15 Temmuz’daki darbe girişimi sonrası Erzurum’un Pasinler ilçesine bağlı Korucuk Mahallesi nüfusuna kayıtlı Rabia- Ramiz Gülen çiftinin 11 çocuğundan üçüncüsü olarak 27 Nisan 1941 tarihinde dünyaya gelen Fethullah Gülen’in babasının adının verildiği Yıldızkent semtindeki caminin adını değiştirmek için Milletvekili Orhan Deligöz harekete geçti.

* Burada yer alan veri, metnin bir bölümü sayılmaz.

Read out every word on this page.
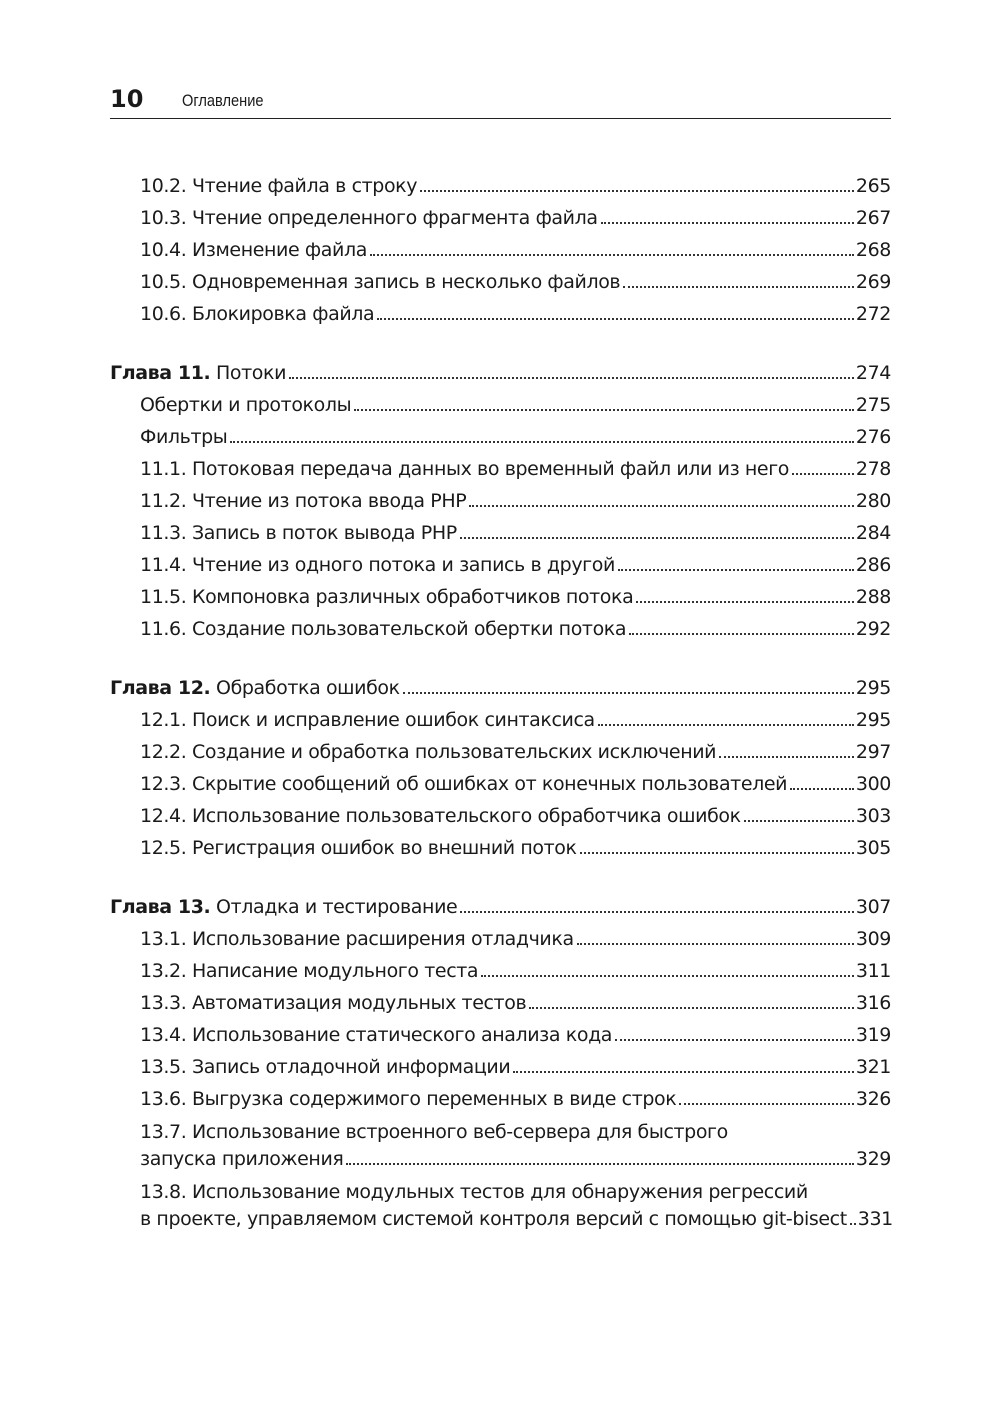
10 Оглавление
10.2. Чтение файла в строку	265
10.3. Чтение определенного фрагмента файла	267
10.4. Изменение файла	268
10.5. Одновременная запись в несколько файлов	269
10.6. Блокировка файла	272
Глава 11. Потоки	274
Обертки и протоколы	275
Фильтры	276
11.1. Потоковая передача данных во временный файл или из него	278
11.2. Чтение из потока ввода PHP	280
11.3. Запись в поток вывода PHP	284
11.4. Чтение из одного потока и запись в другой	286
11.5. Компоновка различных обработчиков потока	288
11.6. Создание пользовательской обертки потока	292
Глава 12. Обработка ошибок	295
12.1. Поиск и исправление ошибок синтаксиса	295
12.2. Создание и обработка пользовательских исключений	297
12.3. Скрытие сообщений об ошибках от конечных пользователей	300
12.4. Использование пользовательского обработчика ошибок	303
12.5. Регистрация ошибок во внешний поток	305
Глава 13. Отладка и тестирование	307
13.1. Использование расширения отладчика	309
13.2. Написание модульного теста	311
13.3. Автоматизация модульных тестов	316
13.4. Использование статического анализа кода	319
13.5. Запись отладочной информации	321
13.6. Выгрузка содержимого переменных в виде строк	326
13.7. Использование встроенного веб-сервера для быстрого
запуска приложения	329
13.8. Использование модульных тестов для обнаружения регрессий
в проекте, управляемом системой контроля версий с помощью git-bisect 331
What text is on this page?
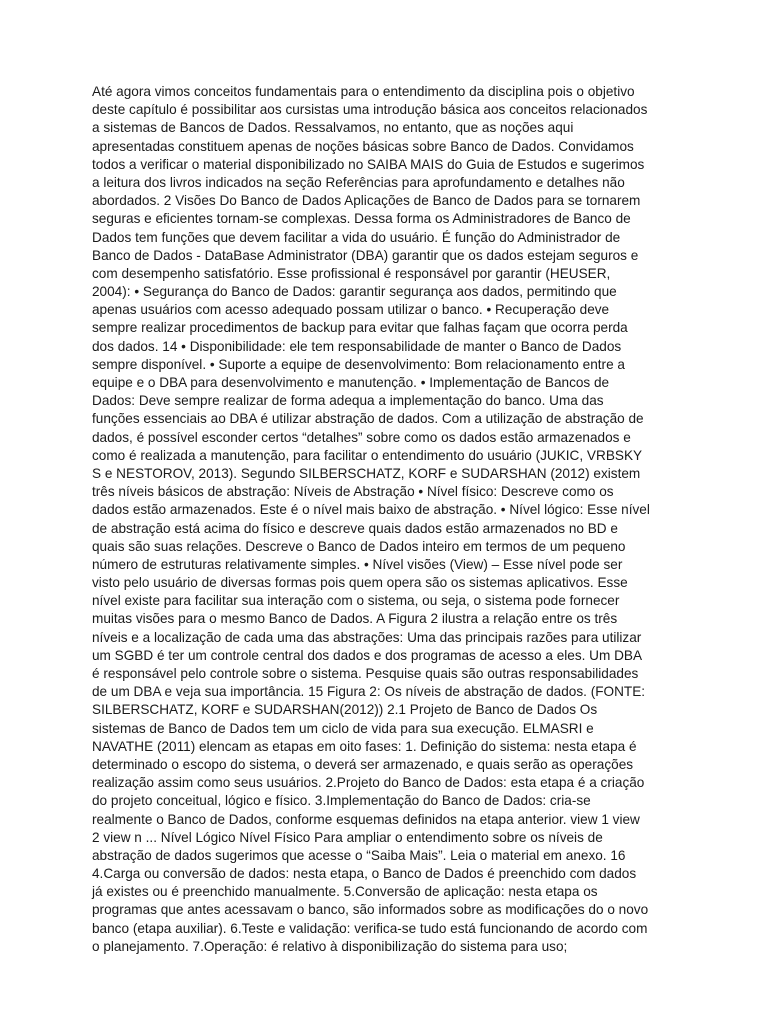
Até agora vimos conceitos fundamentais para o entendimento da disciplina pois o objetivo
deste capítulo é possibilitar aos cursistas uma introdução básica aos conceitos relacionados
a sistemas de Bancos de Dados. Ressalvamos, no entanto, que as noções aqui
apresentadas constituem apenas de noções básicas sobre Banco de Dados. Convidamos
todos a verificar o material disponibilizado no SAIBA MAIS do Guia de Estudos e sugerimos
a leitura dos livros indicados na seção Referências para aprofundamento e detalhes não
abordados. 2 Visões Do Banco de Dados Aplicações de Banco de Dados para se tornarem
seguras e eficientes tornam-se complexas. Dessa forma os Administradores de Banco de
Dados tem funções que devem facilitar a vida do usuário. É função do Administrador de
Banco de Dados - DataBase Administrator (DBA) garantir que os dados estejam seguros e
com desempenho satisfatório. Esse profissional é responsável por garantir (HEUSER,
2004): • Segurança do Banco de Dados: garantir segurança aos dados, permitindo que
apenas usuários com acesso adequado possam utilizar o banco. • Recuperação deve
sempre realizar procedimentos de backup para evitar que falhas façam que ocorra perda
dos dados. 14 • Disponibilidade: ele tem responsabilidade de manter o Banco de Dados
sempre disponível. • Suporte a equipe de desenvolvimento: Bom relacionamento entre a
equipe e o DBA para desenvolvimento e manutenção. • Implementação de Bancos de
Dados: Deve sempre realizar de forma adequa a implementação do banco. Uma das
funções essenciais ao DBA é utilizar abstração de dados. Com a utilização de abstração de
dados, é possível esconder certos “detalhes” sobre como os dados estão armazenados e
como é realizada a manutenção, para facilitar o entendimento do usuário (JUKIC, VRBSKY
S e NESTOROV, 2013). Segundo SILBERSCHATZ, KORF e SUDARSHAN (2012) existem
três níveis básicos de abstração: Níveis de Abstração • Nível físico: Descreve como os
dados estão armazenados. Este é o nível mais baixo de abstração. • Nível lógico: Esse nível
de abstração está acima do físico e descreve quais dados estão armazenados no BD e
quais são suas relações. Descreve o Banco de Dados inteiro em termos de um pequeno
número de estruturas relativamente simples. • Nível visões (View) – Esse nível pode ser
visto pelo usuário de diversas formas pois quem opera são os sistemas aplicativos. Esse
nível existe para facilitar sua interação com o sistema, ou seja, o sistema pode fornecer
muitas visões para o mesmo Banco de Dados. A Figura 2 ilustra a relação entre os três
níveis e a localização de cada uma das abstrações: Uma das principais razões para utilizar
um SGBD é ter um controle central dos dados e dos programas de acesso a eles. Um DBA
é responsável pelo controle sobre o sistema. Pesquise quais são outras responsabilidades
de um DBA e veja sua importância. 15 Figura 2: Os níveis de abstração de dados. (FONTE:
SILBERSCHATZ, KORF e SUDARSHAN(2012)) 2.1 Projeto de Banco de Dados Os
sistemas de Banco de Dados tem um ciclo de vida para sua execução. ELMASRI e
NAVATHE (2011) elencam as etapas em oito fases: 1. Definição do sistema: nesta etapa é
determinado o escopo do sistema, o deverá ser armazenado, e quais serão as operações
realização assim como seus usuários. 2.Projeto do Banco de Dados: esta etapa é a criação
do projeto conceitual, lógico e físico. 3.Implementação do Banco de Dados: cria-se
realmente o Banco de Dados, conforme esquemas definidos na etapa anterior. view 1 view
2 view n ... Nível Lógico Nível Físico Para ampliar o entendimento sobre os níveis de
abstração de dados sugerimos que acesse o “Saiba Mais”. Leia o material em anexo. 16
4.Carga ou conversão de dados: nesta etapa, o Banco de Dados é preenchido com dados
já existes ou é preenchido manualmente. 5.Conversão de aplicação: nesta etapa os
programas que antes acessavam o banco, são informados sobre as modificações do o novo
banco (etapa auxiliar). 6.Teste e validação: verifica-se tudo está funcionando de acordo com
o planejamento. 7.Operação: é relativo à disponibilização do sistema para uso;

Merkez Palandöken İlçesine bağlı Hüseyin Avni Ulaş Mahallesi’ndeki Ramiz Efendi Camisi’nin adı, Deligöz’ün girişimleriyle bir günde değiştirilerek ’Millet Cami’ oldu.

Milletvekili Deligöz adı değiştirilen camiyi ziyaret etti ve açıklamalarda bulundu.

'dan edinilen bilgiye göre, Fethullah Gülen ile CIA’nın Ortadoğu ve Türkiye Masası eski Şefi Graham Fuller arasında bağ olduğunu öne süren Milletvekili Orhan Deligöz bu konuda şöyle konuştu:

"Şu kesinleşti ve ortaya çıktı. Amerikan ajanı olan Türkiye CIA İstanbul masası şefi Fuller vardı. Bu Fuller 1964’te Türkiye’ye geliyor istihbarat masası şefi olarak. 1966’da da Fethullah Gülen cemaati kuruluyor. Yıllar sonra da Fuller’in kefaletiyle Amerika’da oturma izni alıyor. 1964’lerden beri bunlar planlandı, yetiştirildi. Yabancı misyon şeflerinin kontrolünde bu hareketin geliştirildiği ortaya çıkmaktadır. Yine hazindir 15 Temmuz darbe gecesi o Fuller denen adam İstanbul’daydı. İstanbul Büyükada’da bir otelde toplantı yaptılar uzmanlarla. Hatta Amerika’ya canlı bağlanmak için tesisat kurmuşlar. Türkiye’deki darbeyi nasıl yöneteceklar, sonuçlar nasıl olacak, diye. Muhtemeldir ki Yunanistan’a kaçan helikopterin içerisinde, Fuller’i kaçırdılar o gece. O 8 asker kaçtı denilen helikoperin içerisinde Fuller de vardı maalesef. Dolayısıyla büyük bir bela atlattık. ’Bir musibet bin nasihatten evladır’ atasözünü hatırladım. Yoksa biz bu millete nasıl anlatırdık. Biz geçmişten beri biliyorduk bunun ajan olduğunu, dillendiriyorduk da anlatamadık. Yabancı misyon şefleri var işin içinde. Türkiye’nin doğusunu Ermenistan’a, Kürdistan’a pay edeceklerdi amaç buydu. 17-25 Aralık operasyonlarında Cumhurbaşkanımız feryat etti kimse anlamak istemedi, ’olur mu öyle şey?’ dediler. Nasıl ki bombalar başımıza aşağı yağdıysa, bu darbeye girişen asker görünümlü hainler ’evet biz Fetö’nün itleriyiz’ dediyse o zaman açığa çıktı. Çok ucuz atlatıldı. Eğer darbe olsaydı DAEŞ’in Türkiye’ye gelme planı vardı. DAEŞ Türkiye’ye gelecekti ve insanlarımızı aynen Suriye’de Irak’ta yaptıkları gibi boğazlayacaklardı."